Santé au travail : des députés pour un « label » de bonnes pratiques des entreprises
Brève

Santé au travail : des députés pour un « label » de bonnes pratiques des entreprises

25.05.2011

Meilleure formation des managers, labellisation des entreprises performantes en matière de santé au travail et renforcement des comités d'hygiène et de sécurité (CHSCT) : telles sont les recommandations d'un rapport parlementaire sur les risques psychosociaux publié mercredi. Dans ce rapport de la mission d'information de l'Assemblée nationale, le député Guy Lefrand (UMP, Eure) part du constat de « l'indéniable impact des risques psychosociaux (RPS) sur la santé des salariés » et indique que 20 % des arrêts maladie de plus de 45 jours y seraient liés. Le rapporteur indique également que selon l'Union nationale de prévention des suicides (UNPS), environ 400 suicides seraient liés au travail sur environ 10 000 par an. Il note que ces problèmes de stress au travail « engendrent un coût économique important pour l'entreprise comme pour la collectivité » évalué entre 1,9 et 3 milliards d'euros.
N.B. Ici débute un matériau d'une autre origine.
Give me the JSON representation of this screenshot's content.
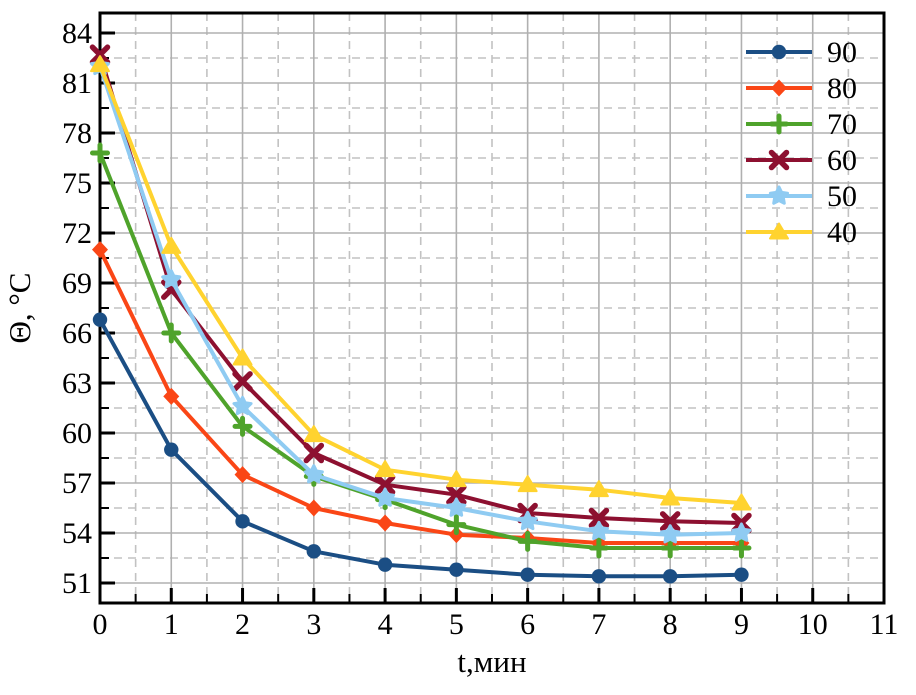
{
  "chart_data": {
    "type": "line",
    "title": "",
    "xlabel": "t,мин",
    "ylabel": "Θ, °C",
    "x": [
      0,
      1,
      2,
      3,
      4,
      5,
      6,
      7,
      8,
      9
    ],
    "series": [
      {
        "name": "90",
        "color": "#1B4E84",
        "marker": "circle",
        "values": [
          66.8,
          59.0,
          54.7,
          52.9,
          52.1,
          51.8,
          51.5,
          51.4,
          51.4,
          51.5
        ]
      },
      {
        "name": "80",
        "color": "#FA4616",
        "marker": "diamond",
        "values": [
          71.0,
          62.2,
          57.5,
          55.5,
          54.6,
          53.9,
          53.7,
          53.4,
          53.4,
          53.4
        ]
      },
      {
        "name": "70",
        "color": "#4FA32B",
        "marker": "plus",
        "values": [
          76.8,
          66.0,
          60.4,
          57.4,
          56.0,
          54.5,
          53.5,
          53.1,
          53.1,
          53.1
        ]
      },
      {
        "name": "60",
        "color": "#8D1030",
        "marker": "x",
        "values": [
          82.7,
          68.6,
          63.1,
          58.8,
          56.9,
          56.3,
          55.2,
          54.9,
          54.7,
          54.6
        ]
      },
      {
        "name": "50",
        "color": "#8FCBF2",
        "marker": "star",
        "values": [
          82.0,
          69.2,
          61.6,
          57.5,
          56.1,
          55.5,
          54.7,
          54.1,
          53.9,
          54.0
        ]
      },
      {
        "name": "40",
        "color": "#FFD32F",
        "marker": "triangle",
        "values": [
          82.1,
          71.2,
          64.5,
          59.9,
          57.8,
          57.2,
          56.9,
          56.6,
          56.1,
          55.8
        ]
      }
    ],
    "xlim": [
      0,
      11
    ],
    "ylim": [
      49.8,
      85.2
    ],
    "x_ticks": [
      0,
      1,
      2,
      3,
      4,
      5,
      6,
      7,
      8,
      9,
      10,
      11
    ],
    "y_ticks": [
      51,
      54,
      57,
      60,
      63,
      66,
      69,
      72,
      75,
      78,
      81,
      84
    ],
    "x_minor_step": 0.5,
    "y_minor_step": 1.5,
    "grid": true,
    "grid_major_color": "#B0B0B0",
    "grid_minor_color": "#C2C2C2",
    "axis_color": "#000000",
    "legend_position": "top-right",
    "legend_labels": [
      "90",
      "80",
      "70",
      "60",
      "50",
      "40"
    ]
  }
}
En réponse, la mission d'information estime que la création « d'un label, santé et qualité de vie au travail, serait de nature à inciter les entreprises à mettre en place des actions concrètes dans le domaine des risques psychosociaux et permettrait de valoriser les entreprises soucieuses du bien-être de leurs salariés ». Le rapport suggère que ce label soit « délivré par l'Agence nationale pour l'amélioration des conditions de travail » (Anact), dont la mission appelle à renforcer les moyens budgétaires (le budget étant de 11,8 millions d'euros en 2 011). Le label pourrait s'accompagner d'une « charte d'intervention » que les signataires s'engageraient à respecter. Il préconise également de développer la formation des chefs d'entreprise et des managers, jugeant ce point « prioritaire » et suggère que l'État organise « la labellisation des écoles qui mettraient en place un module de formation sur la santé au travail ». Le rapporteur souhaite également un renforcement des Comités d’hygiène, de sécurité et des conditions de travail (CHSCT) et recommande de « prévoir une élection de ses membres au suffrage direct pour renforcer leur visibilité et leur légitimité », d'« augmenter leurs moyens d'actions » et de « développer la formation des élus ».